Dix ans plus tard, après cette formidable boucherie que fut la première guerre mondiale, qui entama le suicide de l'Europe, l'inspecteur Mérentier, devenu commissaire, sortait d'une réception chez des amis. Un taxi l'attendait et il grimpa. 
 
- À Clichy, dit-il. 
 
La voiture se mit à rouler, dans la chaleur de l'après-midi. Parcourant les rues, le policier regardait les passants. Que de changements ! Les jupes plus courtes, les chapeaux cloches, les cheveux courts de femmes, la mode " garçonne ". Cette guerre avait bouleversé le monde. Il en était à ses réflexions, lorsque la voix du chauffeur le tira de sa torpeur. 
 
- Vous êtes arrivés, monsieur. 
 
- Quel est le prix de la course ? 
 
- Six francs cinquante, s'il vous plait ! 
 
Le policier prit son portefeuille, sortit un billet de dix francs, leva la tête et vit le chauffeur. Il recula alors et dit : 
 
- Mais, vous êtes le comte Kissof ! 
 
Son interlocuteur le regarda étonné et répondit ! 
 
- J'étais le comte Kissof, mais la révolution nous a chassés de Saint-Pétersbourg.
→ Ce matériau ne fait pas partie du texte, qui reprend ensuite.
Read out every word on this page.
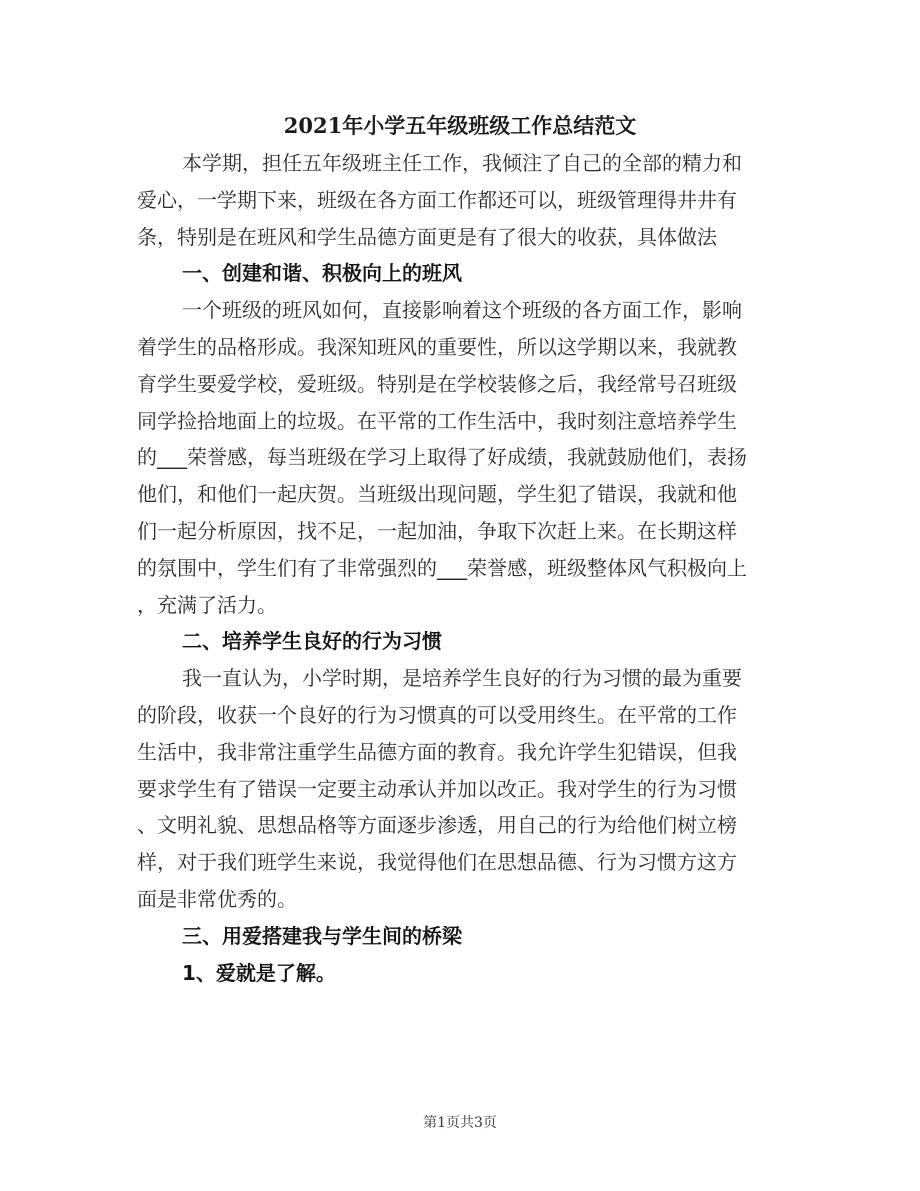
2021年小学五年级班级工作总结范文

本学期，担任五年级班主任工作，我倾注了自己的全部的精力和

爱心，一学期下来，班级在各方面工作都还可以，班级管理得井井有

条，特别是在班风和学生品德方面更是有了很大的收获，具体做法

一、创建和谐、积极向上的班风

一个班级的班风如何，直接影响着这个班级的各方面工作，影响

着学生的品格形成。我深知班风的重要性，所以这学期以来，我就教

育学生要爱学校，爱班级。特别是在学校装修之后，我经常号召班级

同学捡拾地面上的垃圾。在平常的工作生活中，我时刻注意培养学生

的___荣誉感，每当班级在学习上取得了好成绩，我就鼓励他们，表扬

他们，和他们一起庆贺。当班级出现问题，学生犯了错误，我就和他

们一起分析原因，找不足，一起加油，争取下次赶上来。在长期这样

的氛围中，学生们有了非常强烈的___荣誉感，班级整体风气积极向上

，充满了活力。

二、培养学生良好的行为习惯

我一直认为，小学时期，是培养学生良好的行为习惯的最为重要

的阶段，收获一个良好的行为习惯真的可以受用终生。在平常的工作

生活中，我非常注重学生品德方面的教育。我允许学生犯错误，但我

要求学生有了错误一定要主动承认并加以改正。我对学生的行为习惯

、文明礼貌、思想品格等方面逐步渗透，用自己的行为给他们树立榜

样，对于我们班学生来说，我觉得他们在思想品德、行为习惯方这方

面是非常优秀的。

三、用爱搭建我与学生间的桥梁

1、爱就是了解。

第1页共3页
Alors, je me suis exilé à Paris. Mais comment me connaissez-vous ? 
 
- Je suis l'inspecteur Mérentier, qui vous escorta lors de votre venue en France, il y a dix ans. 
 
L'ancien noble prit deux ou trois secondes pour détailler le visage du policier, et un grand sourire apparut alors ! 
 
- Oh, mais oui, je te reconnais jeune homme ! Par Saint-Vladimir, quelle coïncidence ! 
 
- Mais dites-moi comte, vous qui n'aviez pas confiance dans l'automobile, vous en conduisez une maintenant ! 
 
- Ah oui, avec beaucoup de mes compatriotes, nous sommes devenus chauffeurs de taxi. Et j'ai du faire confiance dans l'automobile. Mais je crois qu'il y a en France, un proverbe qui dit : " Il n'y a que les imbéciles qui ne changent pas d'avis ". 
 
Et sur ce, le comte partit d'un grand éclat de rire homérique !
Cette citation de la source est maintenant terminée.